ATTENTION ! ! : Dès la date d'entrée en jouissance ( quand vous occupez votre bien), l'entretien et les réparations de l'immeuble incombent à l'accédant (en l'occurrence vous).
Toutefois, le vendeur conserve la charge des réparations relatives aux éléments porteurs concourant à la stabilité ou à la solidité du bâtiment ainsi qu'à tous autres éléments qui leur sont intégrés.
>> Le crédit vente : Un crédit vente c'est une vente avec stipulation d'un terme quant au paiement du prix. Cela est assorti du versement d'intérêts.
Le formalisme légal doit être respecté. L'objet de l'opération financée doit être un immeuble d'habitation, bâti ou destiné à être bâti pour l'habitation, ou à usage professionnel et d'habitation. Les immeubles commerciaux sont exclus.
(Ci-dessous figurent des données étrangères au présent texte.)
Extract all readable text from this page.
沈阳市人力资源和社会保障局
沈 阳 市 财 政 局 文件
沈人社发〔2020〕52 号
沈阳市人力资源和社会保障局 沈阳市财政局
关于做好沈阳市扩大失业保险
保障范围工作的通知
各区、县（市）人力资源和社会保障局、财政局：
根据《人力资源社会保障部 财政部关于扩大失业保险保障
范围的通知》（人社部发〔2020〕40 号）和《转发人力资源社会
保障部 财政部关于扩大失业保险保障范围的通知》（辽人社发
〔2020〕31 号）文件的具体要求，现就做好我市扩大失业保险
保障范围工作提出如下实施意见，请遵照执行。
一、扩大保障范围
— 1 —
Le crédit vente est accordé par une personne procédant habituellement à ce genre d'opération ; c'est-à -dire s'il peut se voir reconnaître la qualité de professionnel.
Les personnes qui vous prêtent sont essentiellement les banques et autres organismes de crédit, certains employeurs, vendeurs professionnels (promoteurs, marchands de biens). Vous, vous êtes un emprunteur, acquéreur d'un logement, cela hors d'une activité professionnelle. Vous disposez d'un délai de réflexion de 10 jours.
La vente est subordonnée à l'obtention du prêt, et si celui-ci n'est pas obtenu, le vendeur doit rembourser les sommes versées par l'emprunteur (vous). L'offre de prêt est obligatoirement précédée d'une offre écrite, adressée gratuitement par voie postale à son destinataire, à savoir principalement l'emprunteur et accessoirement les cautions personnes physiques. La durée minimale de validité de l'offre est de 30 jours.
L'acceptation de l'offre par chacun de ses destinataires doit être donnée par lettre, le cachet de la poste faisant foi .
Le prêteur prévoit généralement l'adhésion obligatoire de l'emprunteur à un régime d'assurance collective qui garantit, en cas de survenance d'un des risques définis au contrat (décès, invalidité, chômage), soit le remboursement total ou partiel du montant du prêt restant dû, soit le paiement de tout ou partie des échéances dudit prêt.
Il y a interdépendance des contrats : il y a un lien juridique entre le contrat de crédit et le contrat immobilier. Ainsi, l'acquéreur qui n'obtiendrait pas le crédit demandé pour l'opération immobilière projetée peut résilier le contrat et, inversement, renoncer au crédit si l'opération immobilière ne peut aboutir.
En fait, l'opération immobilière à financer est conclue sous la condition suspensive de l'obtention du ou des prêts devant assurer son financement.
Les avantages :
- L'octroi du prêt doit être plus facile.
- Les frais d'immobilisation de l'immeuble doivent être inférieurs à la normale.